Monday, October 09, 2006

Memoirs

I've been reading and enjoying a lot of memoirs lately. Usually, I'm more of a fictional-novel kind of girl, so this is a departure for me (look at me, breaking out of one of my many ruts!). As I'm reading, it occurs to me that it seems to help a great deal, if you wish to write a memoir, to have had an absolutely hideous childhood/adolescence/life in general. My life has been largely hideousness-free, so I'm not sure I have enough material for a real memoir, but I do have a couple stories that may be worth telling. Here's a quick one, as quick is all I have the time or attention span for. Ugh, I hate ending sentences with a preposition, but it just sounds so goofy to say "for which I have the time or attention span."

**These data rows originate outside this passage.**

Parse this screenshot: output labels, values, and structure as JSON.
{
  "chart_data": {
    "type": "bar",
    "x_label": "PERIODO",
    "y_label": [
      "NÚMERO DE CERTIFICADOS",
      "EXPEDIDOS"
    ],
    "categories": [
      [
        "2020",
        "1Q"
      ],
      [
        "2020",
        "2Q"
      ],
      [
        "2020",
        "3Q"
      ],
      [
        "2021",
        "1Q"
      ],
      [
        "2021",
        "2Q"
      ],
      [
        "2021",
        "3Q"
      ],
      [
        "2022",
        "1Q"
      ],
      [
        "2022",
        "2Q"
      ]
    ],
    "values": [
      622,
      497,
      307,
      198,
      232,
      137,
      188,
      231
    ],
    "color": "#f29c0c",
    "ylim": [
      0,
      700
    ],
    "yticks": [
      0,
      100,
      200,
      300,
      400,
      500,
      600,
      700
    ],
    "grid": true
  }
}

I went to high school in Forks, Washington - it's almost literally the end of the earth. The northwesternmost town in the continental US, Forks survived on timber alone for its first sixty or so years, and was hit hard when new environmental regulations slowed legal logging to a crawl. It's beautiful, but incredibly isolated (the nearest town is 60 miles away) and tiny (there were about 2,500 residents when I lived there).

One of the local pastimes is hunting, and there are a lot of choices - elk, deer, and black bear are prevalent. I was raised by pacifist parents and am myself a strong proponent of gun control. However - a girl's got to do what a girl's got to do, and I was usually restless to the point of insanity, so when my friends and boyfriends went hunting, I often tagged along.

One August evening, my then-boyfriend and I went out with another couple during bear season. On a whim, we took my boyfriend's mother's station wagon way up into the foothills of the Olympic Mountains, still wearing swimsuits under our clothes after an afternoon swimming a local river. We hadn't been out long when we saw a bear loping across a hillside clearing. My boyfriend took aim with his grandfather's gun and brought the bear down with one shot. He and his friend climbed down from the higher road to where the bear fell to clean it, while my friend and I drove the car around to the low road for easier access.

The summer days are long in northern Washington, but the hike up the hill from the car took longer than we anticipated, and we reached the guys under a cerulean sky that seemed chillier than when we arrived. The boys were afire with blood and testosterone, and it felt like a primal celebration. Like I could squint my eyes and see the shadows of ancient man, victorious over nature and assured of survival, however temporary. Our boyfriends began to carry their prize down the hill, but my friend and I were electrified by the night and the kill and the wild boys, and we decided to continue up the hill and have them meet us with the car. We walked, then climbed upward as the slope increased, chattering gaily and carrying the rifles, and were startled near the top by a sudden cascade of pebbles that in turn released a basketball-sized boulder. The boulder crashed through the gun I carried and pinned my leg to the side of the hill, somehow without hurting me. The shock silenced us temporarily, then drove us into teenage girly giggles. Our boyfriends pulled up in the car to find us clutching each other and weeping with laughter.


My boyfriend was unthrilled to find that his grandfather's gun had been shattered in his absence, and I was unthrilled to find that he cared more about a gun than about my leg almost being pulverized by a boulder, but the sun was setting and we were all winding down from high-test giddiness, so we just got in the car with the bear and headed on down the road. About twenty minutes later, just as my boyfriend said "I think I made a wrong turn somewhere," an ominous clunk emanated from the station wagon's front end and we drifted slowly to a stop. The guys got out to look at the engine, but as it was pitch black and they had no fucking idea what they were doing anyway, that didn't get us anywhere, and the bugs drove them back into the car pretty quickly. I don't remember ever being pestered by insects the whole time I lived in Forks except for that one night. We hadn't intended to be out after dark, so we had no supplies at all - no food, water, warm clothes, or entertainment. For a couple hours, we were so desperately bored that we played "guess what time it is" every few minutes, using one boy's digital watch to judge the winner. Our families began searching for us before midnight, but as we had wandered afield of the actual road, they didn't find us until the mountains in the east were rimmed with purple and the bugs had given way to the birds.

That night seemed to last forever, but there was nothing we could do to improve our situation and so no feeling of urgency, except as the smell of the poor dead animal in the back began to permeate our bug-free pocket of air. My boyfriend later had the bear's head mounted and hung on his wall, since he had had to forego the meat after the long night with no refrigeration. And that all seemed normal to me then.

I write this from the perspective of fourteen years of city life - I moved straight from Forks to Los Angeles, and have since lived in Seattle and Baltimore. It's hard to believe now how much time I used to spend off in the woods. Off-season or over-limit, we would spotlight deer or go elk calling, things my husband had never heard of until he met me. My idea of roughing it now is to roll the window down instead of using the air conditioning in the car when the temperature hits 80, in an effort to conserve gas. It's hard to believe I was fourteen and so unconcerned in the wilderness.















Three of the children in front of the big log in downtown Forks last summer.